A final word with John Fowles

In a 1973 interview with John Fowles, who died a month ago, the author of 'The French Lieutenant's Woman,' 'The Collector' and 'The Magus' talked about his life and literature

By James Campbell  /  THE GUARDIAN , LONDON

One striking thing, 30 years on, is Fowles's pessimism about the state of English fiction and the literary climate generally.

I said I take it you're not in sympathy with the theory that the novel is dead.

He said, "I think it's bloody nearly dead in Britain. It's in a terribly serious state. For a young novelist today it must be a depressing situation to come into.

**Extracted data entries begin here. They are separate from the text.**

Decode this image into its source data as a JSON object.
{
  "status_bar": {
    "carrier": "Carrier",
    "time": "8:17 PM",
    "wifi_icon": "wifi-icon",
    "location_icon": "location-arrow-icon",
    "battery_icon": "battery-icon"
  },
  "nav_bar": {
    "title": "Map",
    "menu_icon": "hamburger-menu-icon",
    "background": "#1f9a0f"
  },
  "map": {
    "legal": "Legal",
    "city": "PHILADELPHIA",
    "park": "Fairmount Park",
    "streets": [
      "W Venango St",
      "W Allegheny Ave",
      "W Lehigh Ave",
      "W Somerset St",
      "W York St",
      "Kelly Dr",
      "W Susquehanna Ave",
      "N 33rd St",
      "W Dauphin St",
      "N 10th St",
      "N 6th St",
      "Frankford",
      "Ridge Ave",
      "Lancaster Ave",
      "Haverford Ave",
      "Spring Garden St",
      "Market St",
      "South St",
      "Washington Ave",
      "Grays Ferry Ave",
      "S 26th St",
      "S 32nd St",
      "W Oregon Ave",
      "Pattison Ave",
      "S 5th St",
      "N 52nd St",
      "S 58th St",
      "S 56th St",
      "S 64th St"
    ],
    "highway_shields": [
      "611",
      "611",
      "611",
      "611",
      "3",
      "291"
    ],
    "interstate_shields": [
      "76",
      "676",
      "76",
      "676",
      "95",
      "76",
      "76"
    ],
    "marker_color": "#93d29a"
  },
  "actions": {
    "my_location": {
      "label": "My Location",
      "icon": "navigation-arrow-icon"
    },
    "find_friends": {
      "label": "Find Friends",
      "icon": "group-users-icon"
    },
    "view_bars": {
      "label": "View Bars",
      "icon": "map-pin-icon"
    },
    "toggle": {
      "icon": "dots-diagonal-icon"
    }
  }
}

It's just that the whole English establishment's turned its back on the novel, most young people have turned their backs on the novel, and there's a kind of silent majority and all they want is Daphne du Maurier and Frederick Forsyth.

So, why do you continue to write fiction then? I said.

"Because I happen to have a large international readership, but I don't know what I'd feel if I was the average novelist in this country, selling, if he's lucky, 2,000 to 2,500 copies, and very often not getting reviewed. And you know this whole general feeling, the telly ... when do we ever see anything serious about books on the telly?

What else did we talk about? Miles Davis' album In a Silent Way, which he liked; Victorian erotic fiction, of which he was "the collector;" William Golding, whom he admired above all living English writers; nationality. To him, I was "as foreign as an American would be."

It was to be another two years before I transcribed the tape and submitted it to an academic quarterly in Wisconsin, which printed it in question-answer form. Before publication, I sent the typescript to Fowles for approval, and it came back with emendations on every page.

"I wish you could have given me more warning, as I feel it badly needs editing. I should hate to see it printed in its present verbatim form. I've done what I can to make it a little more coherent."

For the first time, I felt offended by his characteristic bad temper and huffily omitted to take on all the suggested changes -- something I would never do now, without good reason.

Reading over the typescript after hearing of his death, I experienced a melancholy pleasure at being reunited with that naive apprentice, and also a passing embarrassment. Putting myself in Fowles's shoes as the door of Belmont House opened on a long-haired enthusiast in military jacket and funny-colored trousers, with a screed of earnest questions, I groaned on his behalf.